A self-declared “workaholic,” he poured his heart into his enterprise, working 12 hours a day, seven days a week.
He expected equal dedication from his employees and, in return, took care of them like members of his own family. He made it company policy to pick up the plane fare to fly any employee to the bedside of an ill, out-of-state parent. He routinely helped out employees in need. Many of his employees took to calling him “Uncle Dennis.”
One Christmas in the early 1990s, Holt’s employees showed their appreciation by raising money to build a batting cage and buy baseball uniforms for Holt’s alma mater Manual Arts High School.
In 1994, Holt sold Western (now Initiative Media) to Interpublic Group of Companies, although he continued to run it for nine years.
When his non-compete agreement ran out in 2004, Holt launched a new full-service media management company, U.S. International Media, which now has 22 offices worldwide. Holt is also the chairman and CEO of Patriot Communications, a telecommunications service bureau created in 1990 as a Western subsidiary.
Holt’s caring generosity toward his “professional family” has always extended far beyond the innovative companies he creates. He supports numerous nonprofit and philanthropic organizations, and he co-founded Ad Relief of Greater Los Angeles, a charitable group that helps advertising professionals get back on their feet during tough times.
He is also an active member of the Trojan Family. He has served on the Board of Councilors of the USC Price School of Public Policy for many years.
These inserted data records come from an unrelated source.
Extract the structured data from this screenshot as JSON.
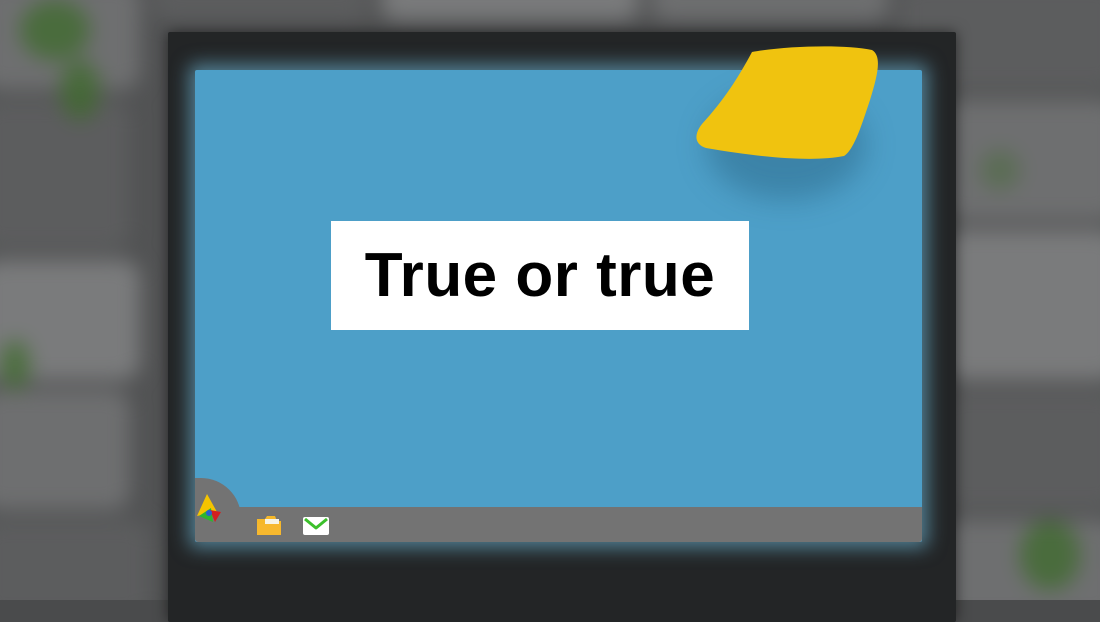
{
  "screen": {
    "message": "True or true"
  },
  "taskbar": {
    "start_icon": "triangle-logo-icon",
    "apps": [
      {
        "icon": "folder-icon"
      },
      {
        "icon": "mail-icon"
      }
    ]
  },
  "desktop": {
    "sticky_note": "sticky-note"
  },
  "colors": {
    "screen": "#4d9fc8",
    "taskbar": "#737373",
    "sticky_note": "#f0c30f",
    "monitor_bezel": "#232526",
    "message_bg": "#ffffff",
    "message_text": "#000000"
  }
}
In 2009, Holt and his wife Brooks established the Holt Lecture in Communications and Public Policy at USC Price.
In presenting the Half Century Trojans Hall of Fame Award, USC Price Dean Jack Knott noted how Holt “exemplifies the spirit of innovation and entrepreneurship that we strive to instill in our students at the USC Price School of Public Policy.”
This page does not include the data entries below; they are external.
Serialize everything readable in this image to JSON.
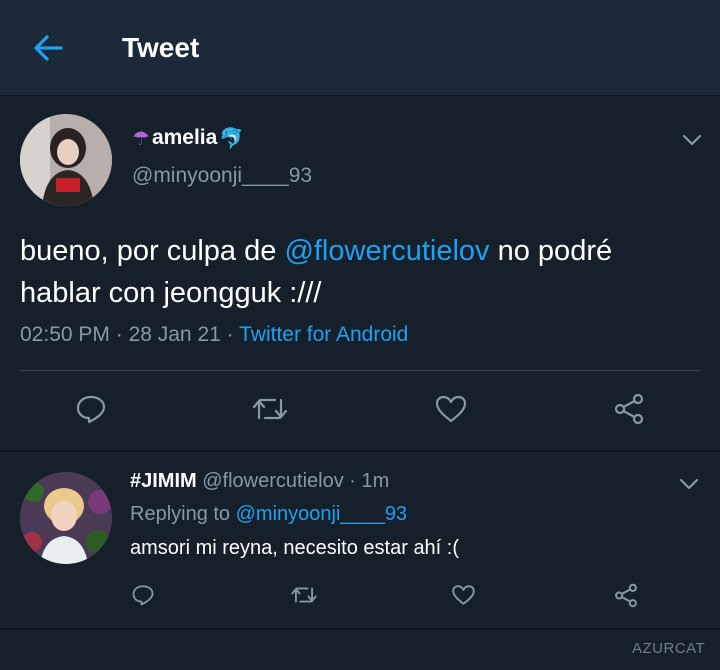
{
  "header": {
    "title": "Tweet",
    "back_icon": "arrow-left-icon",
    "accent": "#1da1f2"
  },
  "tweet": {
    "display_name": "amelia",
    "name_emoji_left": "☂",
    "name_emoji_right": "🐬",
    "handle": "@minyoonji____93",
    "text_before": "bueno, por culpa de ",
    "mention": "@flowercutielov",
    "text_after": " no podré hablar con jeongguk :///",
    "time": "02:50 PM",
    "sep1": " · ",
    "date": "28 Jan 21",
    "sep2": " · ",
    "source": "Twitter for Android",
    "actions": [
      "comment-icon",
      "retweet-icon",
      "heart-icon",
      "share-icon"
    ]
  },
  "reply": {
    "display_name": "#JIMIM",
    "handle": "@flowercutielov",
    "sep": " · ",
    "time": "1m",
    "replying_label": "Replying to ",
    "replying_to": "@minyoonji____93",
    "text": "amsori mi reyna, necesito estar ahí :(",
    "actions": [
      "comment-icon",
      "retweet-icon",
      "heart-icon",
      "share-icon"
    ]
  },
  "watermark": "AZURCAT",
  "colors": {
    "background": "#15202b",
    "header": "#1c2938",
    "secondary_text": "#8899a6",
    "link": "#1da1f2"
  }
}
Over the years, he has received a litany of awards and recognitions, including the Horatio Alger Award, Southern California Broadcasters Association’s Man of the Millennium and Mediaweek’s Media Executive of the Year.
Still, receiving the Hall of Fame Award from his alma mater has special meaning to man who is not only a world-renowned alumnus, but also a former kid from the neighborhood.
“It was a great school then for its time, and the President of USC has done an amazing job to take us into the stratosphere of education,” he said. “I’m so grateful and so honored beyond words.”